Sublimely İle İlgili Cümleler İngilizce Cümle İçinde Kullanımı
Sublimely Nedir?
Sublimely, olağanüstü derecede güzel, üstün, yüce anlamlarına gelen bir İngilizce sıfattır.
- The sunset was sublimely beautiful. (Gün batımı olağanüstü güzeldi.)
- The orchestra’s performance was sublimely perfect. (Orkestranın performansı olağanüstü mükemmeldi.)
- The view from the mountaintop was sublimely breathtaking. (Dağın tepesinden manzara olağanüstü nefes kesiciydi.)
- The painting was sublimely intricate. (Tablo olağanüstü detaylıydı.)
- The singer’s voice was sublimely angelic. (Şarkıcının sesi olağanüstü melek gibiydi.)
- The cake was sublimely delicious. (Kek olağanüstü lezzetliydi.)
- The architecture of the building was sublimely grand. (Bina mimarisi olağanüstü büyüleyiciydi.)
- The dancer’s movements were sublimely graceful. (Dansçının hareketleri olağanüstü zarifti.)
- The novel was sublimely written. (Roman olağanüstü yazılmıştı.)
- The film’s cinematography was sublimely stunning. (Filmin sinematografisi olağanüstü etkileyiciydi.)
- The melody of the song was sublimely haunting. (Şarkının melodisi olağanüstü ürperticiydi.)

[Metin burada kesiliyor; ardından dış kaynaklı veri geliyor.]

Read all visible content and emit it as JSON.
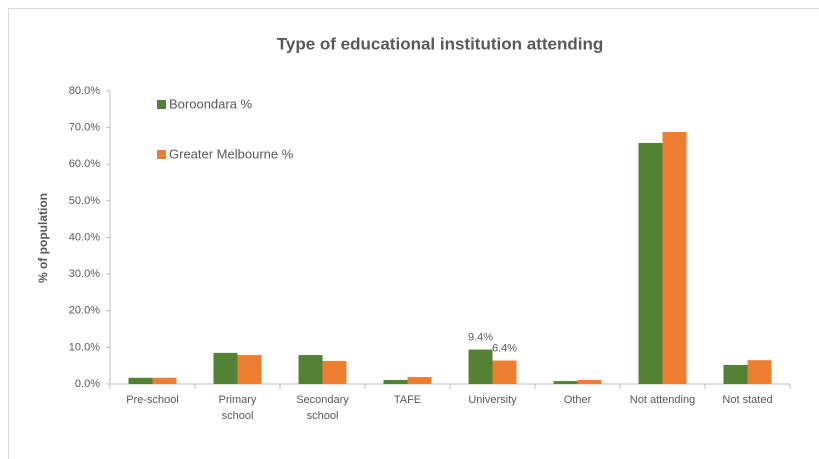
{
  "chart_data": {
    "type": "bar",
    "title": "Type of educational institution attending",
    "y_label": "% of population",
    "categories": [
      "Pre-school",
      "Primary school",
      "Secondary school",
      "TAFE",
      "University",
      "Other",
      "Not attending",
      "Not stated"
    ],
    "series": [
      {
        "name": "Boroondara %",
        "color": "#548235",
        "values": [
          1.7,
          8.5,
          7.9,
          1.1,
          9.4,
          0.8,
          65.8,
          5.2
        ],
        "value_labels": [
          null,
          null,
          null,
          null,
          "9.4%",
          null,
          null,
          null
        ]
      },
      {
        "name": "Greater Melbourne %",
        "color": "#ed7d31",
        "values": [
          1.7,
          7.9,
          6.3,
          1.9,
          6.4,
          1.1,
          68.8,
          6.5
        ],
        "value_labels": [
          null,
          null,
          null,
          null,
          "6.4%",
          null,
          null,
          null
        ]
      }
    ],
    "ylim": [
      0,
      80
    ],
    "yticks": [
      {
        "value": 0,
        "label": "0.0%"
      },
      {
        "value": 10,
        "label": "10.0%"
      },
      {
        "value": 20,
        "label": "20.0%"
      },
      {
        "value": 30,
        "label": "30.0%"
      },
      {
        "value": 40,
        "label": "40.0%"
      },
      {
        "value": 50,
        "label": "50.0%"
      },
      {
        "value": 60,
        "label": "60.0%"
      },
      {
        "value": 70,
        "label": "70.0%"
      },
      {
        "value": 80,
        "label": "80.0%"
      }
    ],
    "grid": false,
    "legend": "top-left"
  }
}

- The dress was sublimely elegant. (Elbise olağanüstü şık görünüyordu.)
- The athlete’s performance was sublimely impressive. (Sporcu performansı olağanüstü etkileyiciydi.)
- The dessert was sublimely decadent. (Tatlı olağanüstü şahane görünüyordu.)
- The poem was sublimely poignant. (Şiir olağanüstü dokunaklıydı.)
- The architecture of the church was sublimely majestic. (Kilisenin mimarisi olağanüstü muhteşemdi.)
- The sunset over the ocean was sublimely peaceful. (Denizin üzerindeki gün batımı olağanüstü huzurluydu.)
- The dancer’s performance was sublimely emotional. (Dansçının performansı olağanüstü duygusal idi.)
- The painting was sublimely realistic. (Tablo olağanüstü gerçekçiydi.)
- The actress’s performance was sublimely convincing. (Aktrisin performansı olağanüstü ikna ediciydi.)
- The mountain range was sublimely imposing. (Dağ sıraları olağanüstü heybetliydi.)
- The flowers in the garden were sublimely colorful. (Bahçedeki çiçekler olağanüstü renkliydi.)
- The architecture of the museum was sublimely modern. (Müzenin mimarisi olağanüstü modern görünüyordu.)
- The guitarist’s solo was sublimely impressive. (Gitaristin solo performansı olağanüstü etkileyiciydi.)
- The book’s storyline was sublimely engaging. (Kitabın hikayesi olağanüstü ilgi çekiciydi.)
- The sunset in the desert was sublimely surreal. (Çöldeki gün batımı olağanüstü gerçeküstüydü.)
- The painting’s colors were sublimely vibrant. (Tablonun renkleri olağanüstü canlıydı.)
- The view from the balcony was sublimely panoramic. (Balkondan manzara olağanüstü panoramikti.)
- The opera’s performance was sublimely dramatic. (Operanın performansı olağanüstü dramatikti.)
- The sculpture was sublimely intricate. (Heykel olağanüstü detaylıydı.)
Türkçe Karşılıkları
- Gün batımı olağanüstü güzeldi.
- Orkestranın performansı olağanüstü mükemmeldi.
- Dağın tepesinden manzara olağanüstü nefes kesiciydi.
- Tablo olağanüstü detaylıydı.
- Şarkıcının sesi olağanüstü melek gibiydi.
- Kek olağanüstü lezzetliydi.
- Bina mimarisi olağanüstü büyüleyiciydi.
- Dansçının hareketleri olağanüstü zarifti.
- Roman olağanüstü yazılmıştı.
- Filmin sinematografisi olağanüstü etkileyiciydi.
- Şarkının melodisi olağanüstü ürperticiydi.
- Elbise olağanüstü şık görünüyordu.
- Sporcu performansı olağanüstü etkileyiciydi.
- Tatlı olağanüstü şahane görünüyordu.
- Şiir olağanüstü dokunaklıydı.
- Kilisenin mimarisi olağanüstü muhteşemdi.
- Denizin üzerindeki gün batımı olağanüstü huzurluydu.
- Dansçının performansı olağanüstü duygusal idi.
- Tablo olağanüstü gerçekçiydi.
- Aktrisin performansı olağanüstü ikna ediciydi.